The fields accessible through corresponding lenses are:
Request lenses
gdkEncryptionContext :: Lens' GenerateDataKey (HashMap Text Text) Source
Name/value pair that contains additional data to be authenticated during the encryption and decryption processes that use the key. This value is logged by AWS CloudTrail to provide context around the data encrypted by the key.
gdkGrantTokens :: Lens' GenerateDataKey [Text] Source
A list of grant tokens that represent grants which can be used to provide long term permissions to generate a key.
gdkKeyId :: Lens' GenerateDataKey Text Source
Unique identifier of the key. This can be an ARN, an alias, or a globally unique identifier.
gdkKeySpec :: Lens' GenerateDataKey (Maybe DataKeySpec) Source
Value that identifies the encryption algorithm and key size to generate a data key for. Currently this can be AES_128 or AES_256.
gdkNumberOfBytes :: Lens' GenerateDataKey (Maybe Natural) Source
Integer that contains the number of bytes to generate. Common values are 128, 256, 512, 1024 and so on. 1024 is the current limit.
Response
Response constructor
generateDataKeyResponse :: GenerateDataKeyResponse Source
GenerateDataKeyResponse constructor.
The fields accessible through corresponding lenses are:
Response lenses
gdkrCiphertextBlob :: Lens' GenerateDataKeyResponse (Maybe Base64) Source
Ciphertext that contains the wrapped key. You must store the blob and encryption context so that the ciphertext can be decrypted.
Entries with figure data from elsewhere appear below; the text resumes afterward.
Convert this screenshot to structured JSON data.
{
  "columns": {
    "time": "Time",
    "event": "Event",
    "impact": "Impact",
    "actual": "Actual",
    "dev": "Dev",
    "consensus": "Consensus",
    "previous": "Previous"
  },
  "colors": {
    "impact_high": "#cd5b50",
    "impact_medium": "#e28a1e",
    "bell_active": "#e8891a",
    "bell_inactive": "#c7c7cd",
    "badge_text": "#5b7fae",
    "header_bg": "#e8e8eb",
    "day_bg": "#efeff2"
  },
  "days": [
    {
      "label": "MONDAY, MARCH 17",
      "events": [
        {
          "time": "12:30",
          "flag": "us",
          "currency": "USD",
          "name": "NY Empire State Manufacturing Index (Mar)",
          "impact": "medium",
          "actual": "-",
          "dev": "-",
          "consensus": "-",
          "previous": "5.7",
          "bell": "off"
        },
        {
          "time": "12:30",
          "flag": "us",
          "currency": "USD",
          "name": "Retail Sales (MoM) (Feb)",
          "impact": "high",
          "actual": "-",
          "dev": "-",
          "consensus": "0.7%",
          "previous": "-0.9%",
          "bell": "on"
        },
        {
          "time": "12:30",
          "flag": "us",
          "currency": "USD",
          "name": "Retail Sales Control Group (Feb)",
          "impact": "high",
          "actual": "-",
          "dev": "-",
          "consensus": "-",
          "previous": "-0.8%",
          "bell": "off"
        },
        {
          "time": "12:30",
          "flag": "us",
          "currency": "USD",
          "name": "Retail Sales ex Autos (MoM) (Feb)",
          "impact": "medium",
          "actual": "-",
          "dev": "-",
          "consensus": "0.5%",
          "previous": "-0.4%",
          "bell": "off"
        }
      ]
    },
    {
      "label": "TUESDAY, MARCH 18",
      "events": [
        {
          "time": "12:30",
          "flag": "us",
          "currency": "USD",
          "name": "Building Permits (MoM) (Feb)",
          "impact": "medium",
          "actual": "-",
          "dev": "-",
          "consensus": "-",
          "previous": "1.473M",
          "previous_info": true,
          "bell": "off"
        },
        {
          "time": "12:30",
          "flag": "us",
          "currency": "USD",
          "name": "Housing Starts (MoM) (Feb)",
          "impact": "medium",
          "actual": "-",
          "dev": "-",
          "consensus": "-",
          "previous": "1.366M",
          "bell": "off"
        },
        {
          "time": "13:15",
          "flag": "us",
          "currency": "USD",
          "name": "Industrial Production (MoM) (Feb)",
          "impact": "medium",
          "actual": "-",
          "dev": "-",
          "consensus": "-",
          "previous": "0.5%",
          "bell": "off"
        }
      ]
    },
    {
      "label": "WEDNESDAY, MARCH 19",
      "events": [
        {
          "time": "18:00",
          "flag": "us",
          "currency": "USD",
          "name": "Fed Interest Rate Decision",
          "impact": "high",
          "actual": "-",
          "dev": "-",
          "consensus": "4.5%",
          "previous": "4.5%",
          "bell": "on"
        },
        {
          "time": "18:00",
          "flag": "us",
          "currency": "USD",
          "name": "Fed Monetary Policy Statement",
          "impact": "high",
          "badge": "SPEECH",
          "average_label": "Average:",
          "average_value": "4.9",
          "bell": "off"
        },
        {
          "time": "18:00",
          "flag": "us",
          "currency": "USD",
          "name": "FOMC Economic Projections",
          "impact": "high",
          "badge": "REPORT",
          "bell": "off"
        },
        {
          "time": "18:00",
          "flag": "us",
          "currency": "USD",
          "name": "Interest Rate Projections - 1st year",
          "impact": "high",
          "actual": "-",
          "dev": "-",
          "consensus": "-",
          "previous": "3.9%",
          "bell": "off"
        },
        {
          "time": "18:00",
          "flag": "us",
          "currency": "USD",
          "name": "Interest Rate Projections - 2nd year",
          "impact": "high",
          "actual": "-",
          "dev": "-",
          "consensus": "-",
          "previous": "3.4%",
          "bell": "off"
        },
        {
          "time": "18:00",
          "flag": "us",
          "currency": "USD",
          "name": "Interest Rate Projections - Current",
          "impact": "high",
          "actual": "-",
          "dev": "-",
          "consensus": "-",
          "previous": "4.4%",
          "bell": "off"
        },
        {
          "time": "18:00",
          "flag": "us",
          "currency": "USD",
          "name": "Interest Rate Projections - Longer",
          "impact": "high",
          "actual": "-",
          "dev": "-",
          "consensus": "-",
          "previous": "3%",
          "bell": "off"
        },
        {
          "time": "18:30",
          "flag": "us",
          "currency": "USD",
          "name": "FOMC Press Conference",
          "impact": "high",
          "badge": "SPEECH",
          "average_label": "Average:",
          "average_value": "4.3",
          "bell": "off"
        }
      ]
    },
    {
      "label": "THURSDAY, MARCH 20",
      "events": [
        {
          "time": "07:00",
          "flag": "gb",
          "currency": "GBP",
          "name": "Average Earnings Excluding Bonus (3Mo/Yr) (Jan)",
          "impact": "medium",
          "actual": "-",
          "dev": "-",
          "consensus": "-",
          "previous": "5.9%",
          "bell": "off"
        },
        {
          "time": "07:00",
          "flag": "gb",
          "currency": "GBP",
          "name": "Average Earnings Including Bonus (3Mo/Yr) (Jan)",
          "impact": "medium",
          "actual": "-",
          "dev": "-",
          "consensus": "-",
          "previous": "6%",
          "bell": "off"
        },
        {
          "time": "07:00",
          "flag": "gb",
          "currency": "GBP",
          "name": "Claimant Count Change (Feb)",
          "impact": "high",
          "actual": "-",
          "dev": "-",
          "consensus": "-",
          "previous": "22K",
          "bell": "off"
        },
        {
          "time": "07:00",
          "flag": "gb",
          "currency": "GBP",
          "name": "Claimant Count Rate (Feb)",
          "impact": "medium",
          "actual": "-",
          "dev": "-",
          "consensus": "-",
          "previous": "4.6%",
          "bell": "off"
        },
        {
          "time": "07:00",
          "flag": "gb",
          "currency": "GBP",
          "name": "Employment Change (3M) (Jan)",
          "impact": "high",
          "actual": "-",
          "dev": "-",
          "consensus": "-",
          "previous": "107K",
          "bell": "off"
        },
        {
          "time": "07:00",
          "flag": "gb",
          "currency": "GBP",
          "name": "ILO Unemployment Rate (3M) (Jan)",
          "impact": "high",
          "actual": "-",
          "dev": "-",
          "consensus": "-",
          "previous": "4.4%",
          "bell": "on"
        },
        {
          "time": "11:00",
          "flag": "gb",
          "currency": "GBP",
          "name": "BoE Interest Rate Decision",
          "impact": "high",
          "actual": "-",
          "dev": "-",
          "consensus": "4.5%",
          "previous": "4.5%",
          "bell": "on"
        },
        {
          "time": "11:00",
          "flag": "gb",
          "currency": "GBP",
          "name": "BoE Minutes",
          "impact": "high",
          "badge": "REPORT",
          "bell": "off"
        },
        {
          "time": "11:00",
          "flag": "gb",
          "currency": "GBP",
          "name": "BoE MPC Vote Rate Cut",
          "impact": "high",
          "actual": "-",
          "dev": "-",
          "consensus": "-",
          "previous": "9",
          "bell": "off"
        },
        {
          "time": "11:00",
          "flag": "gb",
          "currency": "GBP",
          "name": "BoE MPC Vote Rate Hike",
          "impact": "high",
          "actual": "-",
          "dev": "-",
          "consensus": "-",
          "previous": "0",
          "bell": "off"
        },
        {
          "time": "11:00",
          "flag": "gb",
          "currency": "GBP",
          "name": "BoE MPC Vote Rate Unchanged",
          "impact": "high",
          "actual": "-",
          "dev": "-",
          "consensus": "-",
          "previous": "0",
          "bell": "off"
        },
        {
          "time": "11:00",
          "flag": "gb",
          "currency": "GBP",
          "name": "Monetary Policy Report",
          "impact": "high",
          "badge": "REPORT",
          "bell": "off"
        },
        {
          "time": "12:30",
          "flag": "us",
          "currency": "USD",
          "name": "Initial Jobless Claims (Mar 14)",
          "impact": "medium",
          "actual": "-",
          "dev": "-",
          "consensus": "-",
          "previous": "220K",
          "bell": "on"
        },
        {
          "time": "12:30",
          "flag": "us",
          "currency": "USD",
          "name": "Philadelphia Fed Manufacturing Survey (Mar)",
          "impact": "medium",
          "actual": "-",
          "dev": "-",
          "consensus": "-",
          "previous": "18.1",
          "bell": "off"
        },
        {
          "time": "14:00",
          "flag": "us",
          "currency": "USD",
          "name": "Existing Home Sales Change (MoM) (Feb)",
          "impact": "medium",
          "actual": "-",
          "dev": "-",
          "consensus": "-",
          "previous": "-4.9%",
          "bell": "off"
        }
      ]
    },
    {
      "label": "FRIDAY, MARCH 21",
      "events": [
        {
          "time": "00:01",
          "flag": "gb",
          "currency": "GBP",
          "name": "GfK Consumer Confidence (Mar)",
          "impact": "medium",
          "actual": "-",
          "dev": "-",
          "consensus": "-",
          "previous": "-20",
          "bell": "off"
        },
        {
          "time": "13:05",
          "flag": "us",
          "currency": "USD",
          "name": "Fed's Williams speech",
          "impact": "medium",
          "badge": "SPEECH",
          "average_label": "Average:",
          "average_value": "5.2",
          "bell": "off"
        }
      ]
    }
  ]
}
You must provide both the ciphertext blob and the encryption context.
gdkrKeyId :: Lens' GenerateDataKeyResponse (Maybe Text) Source
System generated unique identifier for the key.
gdkrPlaintext :: Lens' GenerateDataKeyResponse (Maybe Base64) Source
Plaintext that contains the unwrapped key. Use this for encryption and decryption and then remove it from memory as soon as possible.